Tak jarang, negara justru bertindak lebih sebagai pelindung korporasi daripada pelindung rakyatnya sendiri. Dalam beberapa kasus di Maluku Utara, warga adat yang menolak tambang malah berhadapan dengan aparat keamanan dan hukum.
Penangkapan warga adat atas tuduhan “mengganggu investasi” adalah fakta yang tidak bisa kita tutup-tutupi. Ini menimbulkan pertanyaan besar, untuk siapa sebenarnya kekuasaan itu bekerja.
Filsuf Prancis Michel Foucault pernah menyatakan, “Kekuasaan bukan hanya menindas, tapi juga memproduksi kebenaran dan realitas sosial”.
Baca Halaman Selanjutnya..
Dalam konteks ini, narasi bahwa tambang membawa kemajuan dan kesejahteraan menjadi ‘kebenaran’ yang diproduksi oleh kekuasaan, meskipun fakta di lapangan bertolak belakang.
Konflik tambang juga membawa dampak sosial yang serius, perpecahan antar komunitas, kehilangan mata pencaharian, dan rusaknya lingkungan hidup yang selama ini menopang kehidupan masyarakat adat.
Data dari Lembaga Studi Lingkungan Hidup Maluku Utara menunjukkan bahwa sekitar 40% lahan adat terdampak kerusakan akibat aktivitas tambang.
Dari sisi lingkungan, penambangan nikel skala besar telah menyebabkan pencemaran air dan tanah, yang berakibat pada penurunan hasil tangkapan ikan dan kerusakan hutan. Sementara itu, masyarakat yang menggantungkan hidup dari alam justru harus membayar harga mahal.
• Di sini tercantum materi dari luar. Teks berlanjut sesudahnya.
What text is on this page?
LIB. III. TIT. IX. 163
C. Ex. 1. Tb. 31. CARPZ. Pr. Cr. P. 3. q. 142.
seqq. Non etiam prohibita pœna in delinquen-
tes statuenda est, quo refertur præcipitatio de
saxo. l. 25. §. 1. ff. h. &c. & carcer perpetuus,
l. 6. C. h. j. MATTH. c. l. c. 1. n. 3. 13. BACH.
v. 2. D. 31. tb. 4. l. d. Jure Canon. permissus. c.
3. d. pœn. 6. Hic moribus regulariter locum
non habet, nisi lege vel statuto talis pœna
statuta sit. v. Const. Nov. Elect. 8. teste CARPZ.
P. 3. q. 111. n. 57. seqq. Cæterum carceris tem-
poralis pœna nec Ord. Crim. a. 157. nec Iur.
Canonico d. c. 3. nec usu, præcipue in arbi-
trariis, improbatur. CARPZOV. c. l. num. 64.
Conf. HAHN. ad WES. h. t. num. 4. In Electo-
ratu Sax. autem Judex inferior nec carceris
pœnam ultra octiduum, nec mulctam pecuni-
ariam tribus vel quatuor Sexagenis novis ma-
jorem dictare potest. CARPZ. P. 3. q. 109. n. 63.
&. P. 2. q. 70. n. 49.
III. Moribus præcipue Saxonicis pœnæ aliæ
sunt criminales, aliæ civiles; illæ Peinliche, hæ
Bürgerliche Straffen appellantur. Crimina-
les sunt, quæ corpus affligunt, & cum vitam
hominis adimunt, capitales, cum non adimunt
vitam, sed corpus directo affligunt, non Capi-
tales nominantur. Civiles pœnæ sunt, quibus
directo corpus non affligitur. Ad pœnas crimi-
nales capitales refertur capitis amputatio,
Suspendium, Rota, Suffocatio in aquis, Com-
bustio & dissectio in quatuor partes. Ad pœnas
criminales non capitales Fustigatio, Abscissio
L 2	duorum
Seperti yang diingatkan oleh Soekarno, Presiden pertama Indonesia, “Berikan aku 10 pemuda, niscaya akan kuguncang dunia”. Semangat perjuangan rakyat adat dalam mempertahankan haknya bisa menjadi kekuatan untuk melawan anomali kekuasaan yang merugikan mereka.
Sementara itu, Karl Marx pernah berkata, “Sejarah semua masyarakat hingga kini adalah sejarah perjuangan kelas.” Konflik tambang di Maluku Utara bisa dilihat sebagai manifestasi nyata dari pertarungan kelas antara rakyat kecil dan elit korporasi yang didukung oleh kekuasaan politik.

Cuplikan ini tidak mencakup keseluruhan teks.